L’analyse des stratégies agricoles déployées par les autorités gabonaises au cours des 5 dernières années laissent apparaitre des incohérences, des objectifs de productions annoncés mais jamais atteints et surtout une absence de coordination entre les programmes. Dernier programme en cours de mise en œuvre, le projet GRAINE est encore trop récent pour que nous réalisions ici un bilan. Cependant, nous dresserons un tableau de ce projet, de ses objectifs et des moyens qui lui sont attribués.
Respecter les engagements de Maputo pour atteindre l’autosuffisance alimentaire
En 2003 à Maputo (Mozambique), le Gabon à l’instar d’autres pays africains s’engageait à consacrer 10% des ressources publiques au financement de l’agriculture pour ainsi parvenir à atteindre l’autosuffisance alimentaire. 12 ans après avoir pris cet engagement, le Gabon tarde à le traduire dans les faits.
En effet, en 2013 l’agriculture n’arrivait qu’en 23e position en termes d’affectation des ressources publiques et ne représentait que 0.44% du budget national. Entre 2003 et 2013 les ressources budgétaires consacrées au secteur n’ont quasiment pas évolué en proportion du budget général de l’Etat. Avec un si faible niveau de ressources affectées au secteur agricole, il n’est pas possible d’atteindre l’autosuffisance alimentaire dont le pays a besoin.

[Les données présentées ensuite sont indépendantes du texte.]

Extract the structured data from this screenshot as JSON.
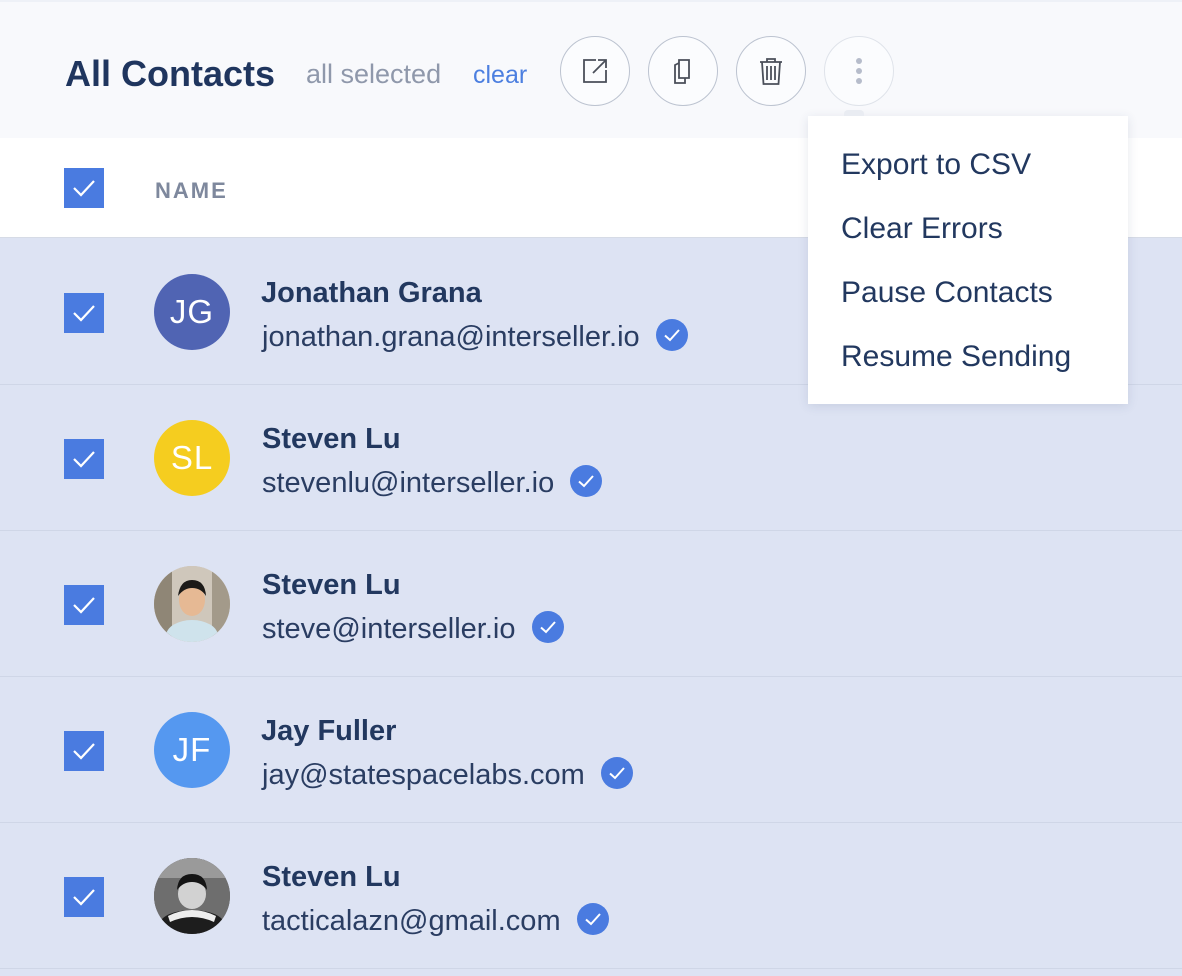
{
  "header": {
    "title": "All Contacts",
    "selection_status": "all selected",
    "clear_label": "clear",
    "actions": [
      "export-icon",
      "copy-icon",
      "trash-icon",
      "more-vertical-icon"
    ]
  },
  "table": {
    "name_column": "NAME",
    "select_all_checked": true
  },
  "dropdown_menu": {
    "items": [
      "Export to CSV",
      "Clear Errors",
      "Pause Contacts",
      "Resume Sending"
    ]
  },
  "contacts": [
    {
      "name": "Jonathan Grana",
      "email": "jonathan.grana@interseller.io",
      "initials": "JG",
      "avatar_color": "#5064b3",
      "checked": true,
      "verified": true
    },
    {
      "name": "Steven Lu",
      "email": "stevenlu@interseller.io",
      "initials": "SL",
      "avatar_color": "#f5cd1f",
      "checked": true,
      "verified": true
    },
    {
      "name": "Steven Lu",
      "email": "steve@interseller.io",
      "avatar_type": "photo",
      "checked": true,
      "verified": true
    },
    {
      "name": "Jay Fuller",
      "email": "jay@statespacelabs.com",
      "initials": "JF",
      "avatar_color": "#5598f0",
      "checked": true,
      "verified": true
    },
    {
      "name": "Steven Lu",
      "email": "tacticalazn@gmail.com",
      "avatar_type": "photo",
      "checked": true,
      "verified": true
    }
  ],
  "colors": {
    "accent": "#4a7be0",
    "selected_row_bg": "#dde3f3",
    "header_bg": "#f8f9fc",
    "text_primary": "#22385f",
    "link": "#4c7fe0"
  }
}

A l’analyse, l’échec des programmes agricoles successifs lancés par les gouvernements s’explique en partie par la faiblesse des financements qui leur ont été affectés.
Le PRODIAG, un programme qui n’a pas atteint ses objectifs
Créé en 1992 l’institut Gabonais d’Appui au Développement (IGAD) est en charge de favoriser la création d’espaces agricoles autour des grands centres urbains. En dépit de l’appui des compagnies pétrolières et du financement de bailleurs internationaux comme l’Agence française de développement (AFD) l’agriculture périurbaine gabonaise demeure symbolique.

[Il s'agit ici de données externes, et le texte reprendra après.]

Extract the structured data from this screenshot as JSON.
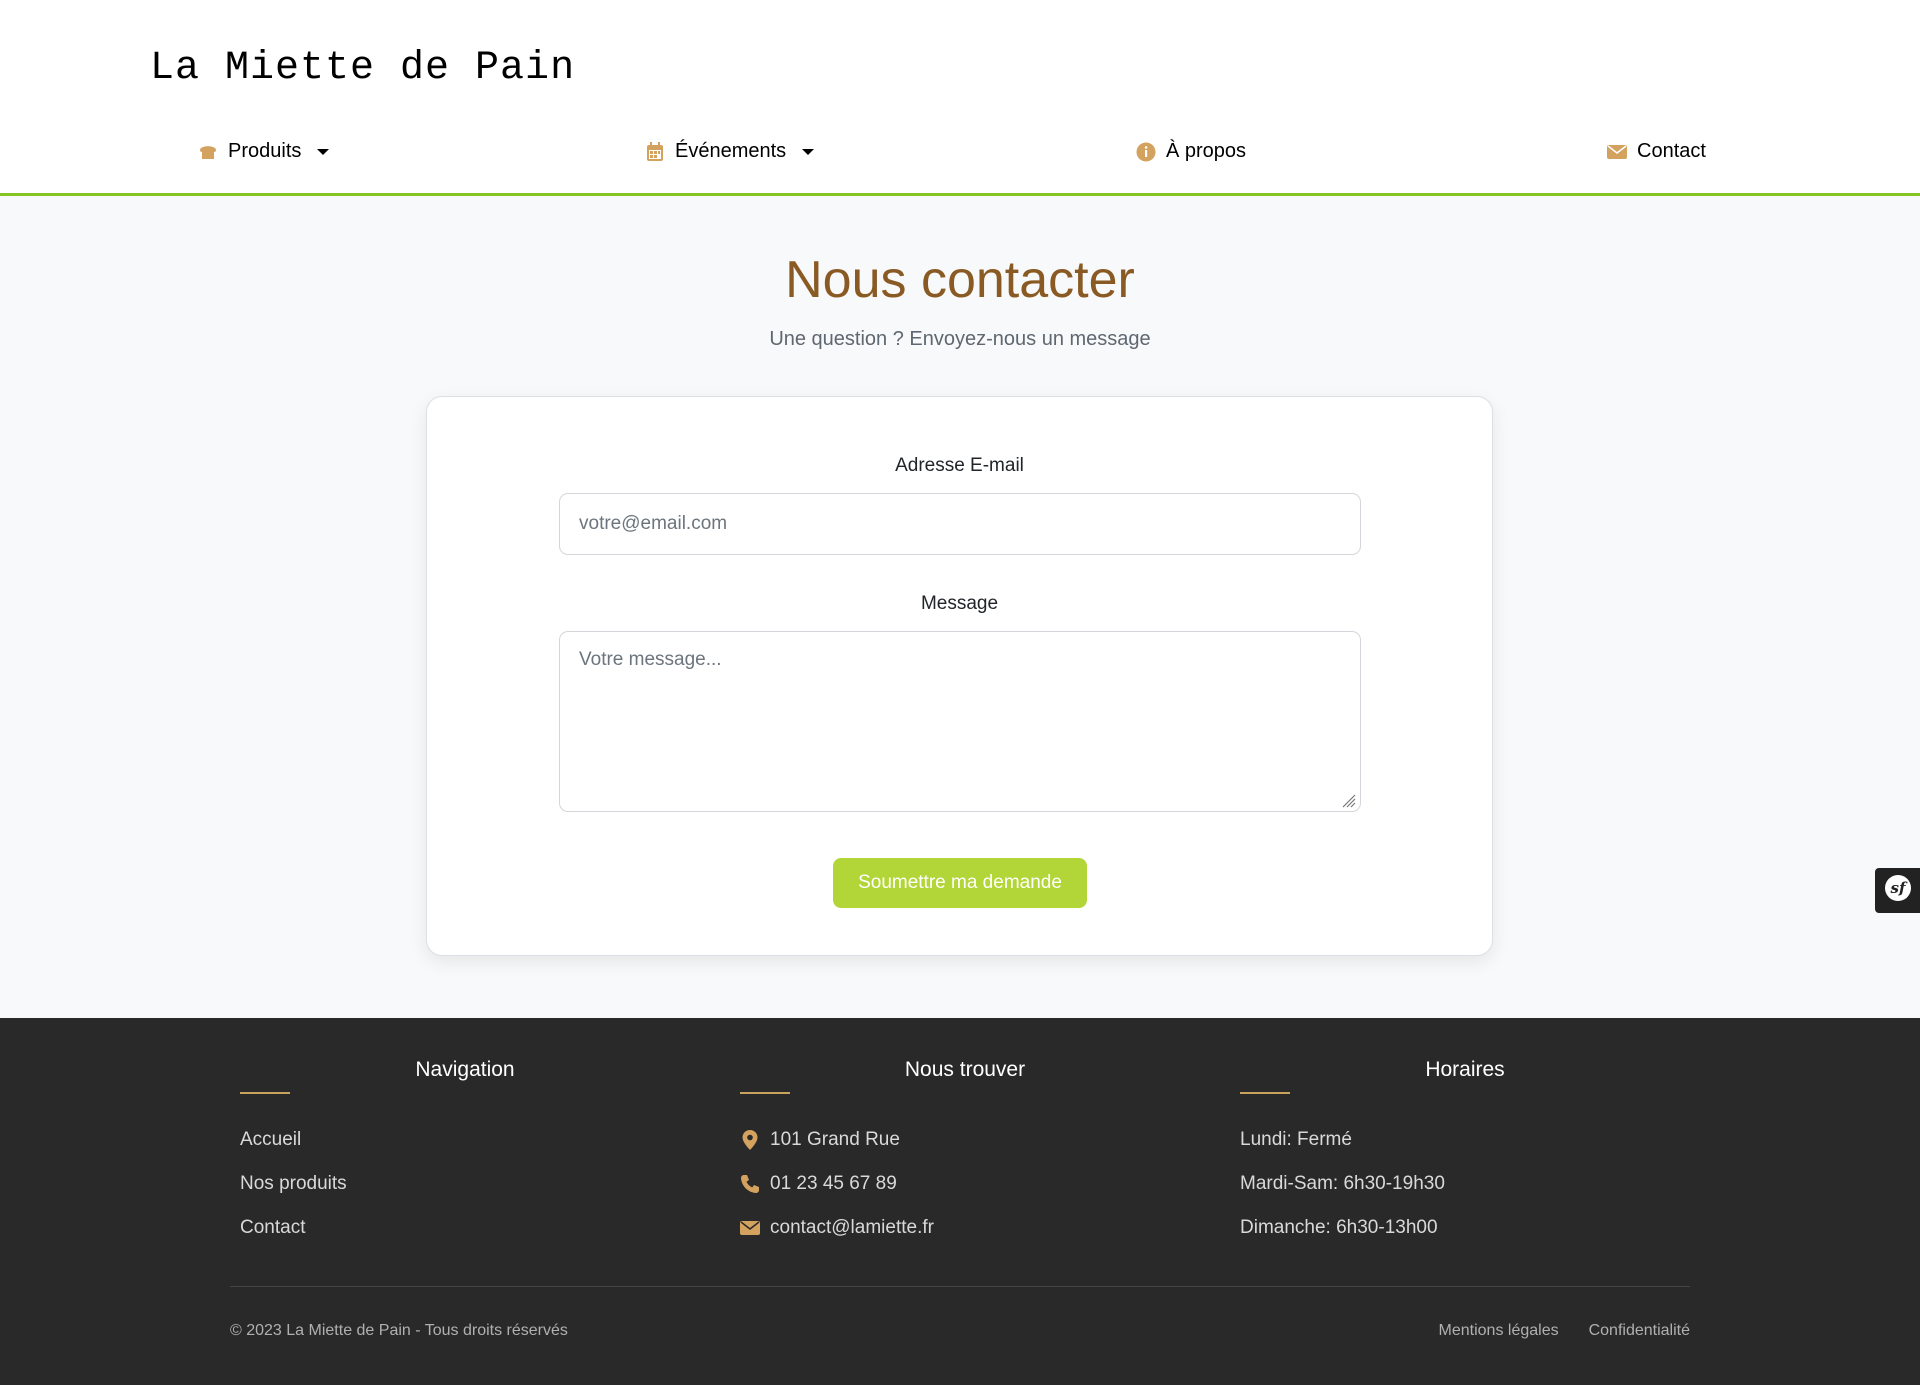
{
  "brand": "La Miette de Pain",
  "nav": {
    "products": "Produits",
    "events": "Événements",
    "about": "À propos",
    "contact": "Contact"
  },
  "page": {
    "title": "Nous contacter",
    "subtitle": "Une question ? Envoyez-nous un message"
  },
  "form": {
    "email_label": "Adresse E-mail",
    "email_placeholder": "votre@email.com",
    "message_label": "Message",
    "message_placeholder": "Votre message...",
    "submit": "Soumettre ma demande"
  },
  "footer": {
    "navigation": {
      "title": "Navigation",
      "items": [
        "Accueil",
        "Nos produits",
        "Contact"
      ]
    },
    "find_us": {
      "title": "Nous trouver",
      "address": "101 Grand Rue",
      "phone": "01 23 45 67 89",
      "email": "contact@lamiette.fr"
    },
    "hours": {
      "title": "Horaires",
      "items": [
        "Lundi: Fermé",
        "Mardi-Sam: 6h30-19h30",
        "Dimanche: 6h30-13h00"
      ]
    },
    "copyright": "© 2023 La Miette de Pain - Tous droits réservés",
    "legal": "Mentions légales",
    "privacy": "Confidentialité"
  },
  "colors": {
    "accent_green": "#84c51f",
    "button_green": "#b2d637",
    "title_brown": "#8a5a24",
    "icon_gold": "#d4a25f",
    "footer_bg": "#292929"
  },
  "icons": [
    "bread-icon",
    "calendar-icon",
    "info-icon",
    "envelope-icon",
    "map-pin-icon",
    "phone-icon",
    "symfony-icon"
  ]
}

Ainsi, le Projet de Développement et d’Investissement Agricole au Gabon (PRODIAG), principal projet en cours de l’IGAD, est loin d’avoir atteint l’objectif qui lui était assigné. Lancé en 2011 et financé à hauteur de 13 milliards FCFA, le PRODIAG était sens ramener à 56% le ratio qui mesure le volume des importations des denrées alimentaires au Gabon dès 2016. Cependant, à quelques mois de l’échéance, une note de l’Oxford Business Group datée de janvier 2015, confirme que le Gabon continue d’importer 80% de ce qu’il consomme.
Le développement d’un tissu agricole peri-urbain doit être structurant dans la définition d’une stratégie de réduction de la dépendance alimentaire dans un pays où la majorité de la population est citadine comme le Gabon. Alors que le PRODIAG annonçait vouloir créer 1090 unités de productions susceptibles de produire 13 600 tonnes d’aliments et ainsi créer 3 000 emplois sur la période 2011-2016, on peut s’étonner que seuls 13 milliards FCFA sont affectés au projet dont seulement 2.6 milliards provenant de ressources nationales. Par ailleurs, il faut déplorer que les actions de l’IGAD en général et du PRODIAG en particulier soient décorrelées des autres programmes agricoles du gouvernement, notamment le programme de construction de fermes agropastorales et le projet Graine.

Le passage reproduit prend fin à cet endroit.